As Yom Kippur ended, I felt good. I felt refreshed. I felt ready to take on the new year with last year’s rust shaken off. However, as the calendar moves toward Simchat Torah, the holiday that marks the beginning of the yearly reading of the full Torah, my feeling of transcendence is slowly morphing into ambivalence. On one hand, a new year promises a fresh start. On the other hand, it means pressing reset on the same narrative the Jewish people have read for more than 5700 years.
In this week’s Torah portion, B’reishit, (the opening lines of the Book of Genesis), Adam and Eve are removed from the Garden of Eden, Cain kills Abel, and God looks at all of humanity to find favor only with Noah. Stories of banishment, fratricide, and mass destruction greet us from the moment we first set our eyes upon the page, and give us our first impression of Judaism.

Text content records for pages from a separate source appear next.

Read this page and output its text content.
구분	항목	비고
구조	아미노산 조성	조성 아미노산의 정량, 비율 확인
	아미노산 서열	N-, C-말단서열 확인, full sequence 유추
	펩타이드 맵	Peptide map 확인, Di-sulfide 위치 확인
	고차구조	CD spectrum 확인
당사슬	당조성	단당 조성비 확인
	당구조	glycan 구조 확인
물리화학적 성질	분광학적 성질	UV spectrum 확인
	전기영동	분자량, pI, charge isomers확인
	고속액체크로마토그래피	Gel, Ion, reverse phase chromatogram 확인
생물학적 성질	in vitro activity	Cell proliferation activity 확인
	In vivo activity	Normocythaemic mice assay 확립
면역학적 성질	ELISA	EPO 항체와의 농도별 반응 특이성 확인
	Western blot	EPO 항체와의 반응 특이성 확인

These stories can be extremely challenging to rationalize. For many years, trying to understand them has kept me at arm’s length from my tradition.
When I decided to re-embrace Judaism, it was in spite of, not because of, these stories. I naturally assumed that Jewish learning would be a positive force in my life: I would read Torah, apply it to my new experiences, and suddenly these stories would become personal and meaningful in a way they had not been before. However, pouring over text by myself, I found that the more I read, the less I understood.
There is a reason Jewish tradition places such a high value on reading and discussing text in public. Jewish learning is not based on text alone; it is based on dialogue. I have learned that to truly trust that my beliefs are solid, I need to discuss them with others and I need to hear them out loud (not from behind a screenname).
I feel the same way about politics.
Last year, I watched the 2016 election divide my friends in college. People who embraced the same culture I do were not embracing the same cultural values. We never discussed our disagreements any further than invectives about the candidates. This summer for the first time, I volunteered on a campaign supporting pro-voting rights candidates, and spent time knocking on doors in northern Virginia. Subconsciously, this work was a way to have the dialogue – not the diatribes – I hadn’t had before the election. Consciously, I just wanted to change the minds of voters and find an outlet to engage in tikkun olam (repair of the world).
On a day-to-day basis, arguing with strangers over basic principles was grueling. However, I realize now that this effort advanced my understanding of the importance of Simchat Torah. Was I arguing literally about the stories of B’reishit or other Torah portions? No, but every discussion was a chance to get a fresh perspective on old issues and elevate my arguments. We celebrate the beginning of the yearly reading of the Torah because it gives us another chance to get a new perspective. We have another chance to change.
I am lucky to have grown up in a loving community that gave me the tools to figure out what I wanted from Judaism, but never forced me to go down any one path. I have started attending weekly text study sessions with Jews who observe Judaism in myriad ways. At the same time, as an intern at the Religious Action Center of Reform Judaism, I can pursue justice and equity in a way that reflects my values. Together, these experiences are showing me that Simchat Torah does not have to be about trudging through the same narrative year after year; instead it can be a chance to look at that narrative with fresh eyes.